How online formatting can serve art also interests her — not in an attempt to replicate the real-life viewing experience it, "But really through using the potentialities of the online and the internet to give it as a platform for artists to create, using it as almost as a material."

And thirdly, she recognizes that the unrest of the recent months has reiterated public distrust in institutions as they exist, including museums, and believes museums should question their relationships with audiences, artists and funders.

"I think art became more political in content" in recent years, she said. "There were more artworks dealing with political subjects or representing political subjects, but I think the representation of politics is not politics, and I think what we need to address is the way we make art, the way that we circulate art, the way that we show art. It's not just a consideration of who we're showing in the art space or what is represented, but also who we're showing to and how are we showing it."

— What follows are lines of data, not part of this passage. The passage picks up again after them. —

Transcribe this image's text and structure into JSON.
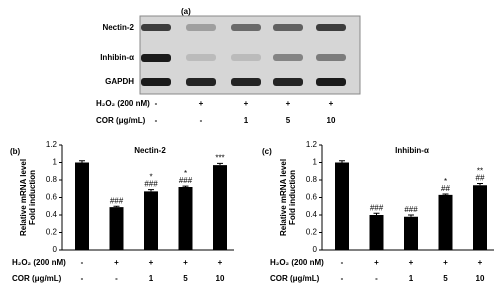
{
  "blot": {
    "panel_label": "(a)",
    "bands": [
      "Nectin-2",
      "Inhibin-α",
      "GAPDH"
    ],
    "treatments": [
      {
        "name": "H₂O₂ (200 nM)",
        "levels": [
          "-",
          "+",
          "+",
          "+",
          "+"
        ]
      },
      {
        "name": "COR (μg/mL)",
        "levels": [
          "-",
          "-",
          "1",
          "5",
          "10"
        ]
      }
    ]
  },
  "chart_data": [
    {
      "type": "bar",
      "panel_label": "(b)",
      "title": "Nectin-2",
      "ylabel": [
        "Relative mRNA level",
        "Fold induction"
      ],
      "values": [
        1.0,
        0.49,
        0.67,
        0.72,
        0.97
      ],
      "errors": [
        0.02,
        0.01,
        0.02,
        0.01,
        0.02
      ],
      "annotations": [
        [],
        [
          "###"
        ],
        [
          "*",
          "###"
        ],
        [
          "*",
          "###"
        ],
        [
          "***"
        ]
      ],
      "treatments": [
        {
          "name": "H₂O₂ (200 nM)",
          "levels": [
            "-",
            "+",
            "+",
            "+",
            "+"
          ]
        },
        {
          "name": "COR (μg/mL)",
          "levels": [
            "-",
            "-",
            "1",
            "5",
            "10"
          ]
        }
      ],
      "color": "#000000",
      "ylim": [
        0,
        1.2
      ],
      "yticks": [
        0,
        0.2,
        0.4,
        0.6,
        0.8,
        1,
        1.2
      ]
    },
    {
      "type": "bar",
      "panel_label": "(c)",
      "title": "Inhibin-α",
      "ylabel": [
        "Relative mRNA level",
        "Fold induction"
      ],
      "values": [
        1.0,
        0.4,
        0.38,
        0.63,
        0.74
      ],
      "errors": [
        0.02,
        0.02,
        0.02,
        0.01,
        0.02
      ],
      "annotations": [
        [],
        [
          "###"
        ],
        [
          "###"
        ],
        [
          "*",
          "##"
        ],
        [
          "**",
          "##"
        ]
      ],
      "treatments": [
        {
          "name": "H₂O₂ (200 nM)",
          "levels": [
            "-",
            "+",
            "+",
            "+",
            "+"
          ]
        },
        {
          "name": "COR (μg/mL)",
          "levels": [
            "-",
            "-",
            "1",
            "5",
            "10"
          ]
        }
      ],
      "color": "#000000",
      "ylim": [
        0,
        1.2
      ],
      "yticks": [
        0,
        0.2,
        0.4,
        0.6,
        0.8,
        1,
        1.2
      ]
    }
  ]
}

What needs to happen is a shift, she said, from showing and representing politics inside artworks to embodying politics that the museum believes in.

"I really look forward to being there to dive into the context  of Chicago, the University of Chicago and the South Side," she said. "I think these are very interesting and exciting points for me, thinking about audiences, formats, who to be working with, who to hire for specific projects. For now, I'm coming with questions, and I hope that I will get to draft the answers with the team, colleagues and audiences that surrounds the Renaissance Society."